Murali Kaundinya is a senior strategist with technology and architecture with extensive leadership and management consulting experience. He has served in a leadership role conceiving, executing and delivering transformational programs with Fortune 100 enterprises including financial services, health and life sciences, insurance and advanced technology. He was a Technology Fellow at Goldman Sachs where he transformed the firm’s distributed software engineering practices into a centrally managed platform optimizing on innovation, productivity, risk management and compliance. He has held leadership roles at Sun Microsystems, Inc. (now under Oracle) where he provided strategy consulting services to CXOs of Sun’s top clients across the world. Murali started his career at NASA/Goddard SpaceFlight Center, Greenbelt, Maryland and has published and presented extensively on many technology topics. He holds several patents in RFID and in the field of Telemedicine.
May 27, 2021 03:50 PM PT
Classic event, incident, problem and change management are ITSM practices that are getting integrated with DevOps/SRE and ML through a competency known as AIOps. Large streams of data generated through logs, metrics and traces are organized and computed using machine learning algorithms to extract insights on the anomalies of system behavior that could be impacting end-users and business transactions. Businesses cannot afford to see their end-users impacted by those anomalies and therefore would want to proactively predict the likelihood of systems regressing and take corrective action long before any material impact.

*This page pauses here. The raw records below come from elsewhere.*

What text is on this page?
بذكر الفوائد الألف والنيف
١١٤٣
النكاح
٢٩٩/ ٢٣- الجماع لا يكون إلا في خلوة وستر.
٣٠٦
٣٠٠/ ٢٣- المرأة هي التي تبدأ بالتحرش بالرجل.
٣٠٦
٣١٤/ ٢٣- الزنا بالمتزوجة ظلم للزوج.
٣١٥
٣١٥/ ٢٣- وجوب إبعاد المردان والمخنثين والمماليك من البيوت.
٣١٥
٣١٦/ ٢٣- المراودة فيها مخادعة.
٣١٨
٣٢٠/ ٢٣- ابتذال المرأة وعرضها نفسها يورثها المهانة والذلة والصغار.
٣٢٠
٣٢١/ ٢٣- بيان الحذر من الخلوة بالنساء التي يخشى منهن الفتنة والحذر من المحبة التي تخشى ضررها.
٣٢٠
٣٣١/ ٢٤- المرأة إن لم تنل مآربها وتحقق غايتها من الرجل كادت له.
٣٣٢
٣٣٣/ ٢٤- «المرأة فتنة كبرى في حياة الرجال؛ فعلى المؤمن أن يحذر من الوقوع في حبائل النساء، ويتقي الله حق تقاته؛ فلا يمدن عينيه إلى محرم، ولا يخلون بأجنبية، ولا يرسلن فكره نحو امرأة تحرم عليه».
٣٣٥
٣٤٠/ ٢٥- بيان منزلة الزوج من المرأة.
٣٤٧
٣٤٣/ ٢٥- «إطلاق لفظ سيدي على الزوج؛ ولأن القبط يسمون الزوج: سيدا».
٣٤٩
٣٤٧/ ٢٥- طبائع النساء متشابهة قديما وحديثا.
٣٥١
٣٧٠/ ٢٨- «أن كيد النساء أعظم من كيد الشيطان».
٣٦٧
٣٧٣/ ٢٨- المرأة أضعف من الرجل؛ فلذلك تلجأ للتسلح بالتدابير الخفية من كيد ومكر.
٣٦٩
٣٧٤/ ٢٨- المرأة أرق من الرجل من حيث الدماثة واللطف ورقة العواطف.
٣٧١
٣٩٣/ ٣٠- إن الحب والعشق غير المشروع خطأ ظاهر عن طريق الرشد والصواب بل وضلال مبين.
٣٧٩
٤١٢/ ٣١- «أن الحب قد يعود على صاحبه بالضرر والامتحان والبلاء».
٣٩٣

In this talk, we show the use of simple linear regression and multivariate linear regression techniques to predict the likelihood of system behavior resulting in one or two sigma of standard deviation. We show how to use FOSS tools to predict them using various decision trees that are integrated to high performing streaming platforms like Apache Flink, Apache Beam, Prometheus and Grafana which makes it a lot easier to visualize the various alerts and triage their way back to performing root cause analysis. These high performing systems are also backed by KAFKA for its streaming and distributed computing capabilities by partitioning the data for various staged analysis some of which can be done in parallel and concurrently based on the use cases. We present a fully integrated architecture that helps you realize a commercial AIOps capability without having to license expensive software products. The above open architecture allows you to implement various ML algorithms as needed and its agnostic to programming languages and tools.
The talk will combine various techniques with demos and is focused to practicing engineers and developers who are familiar with ML.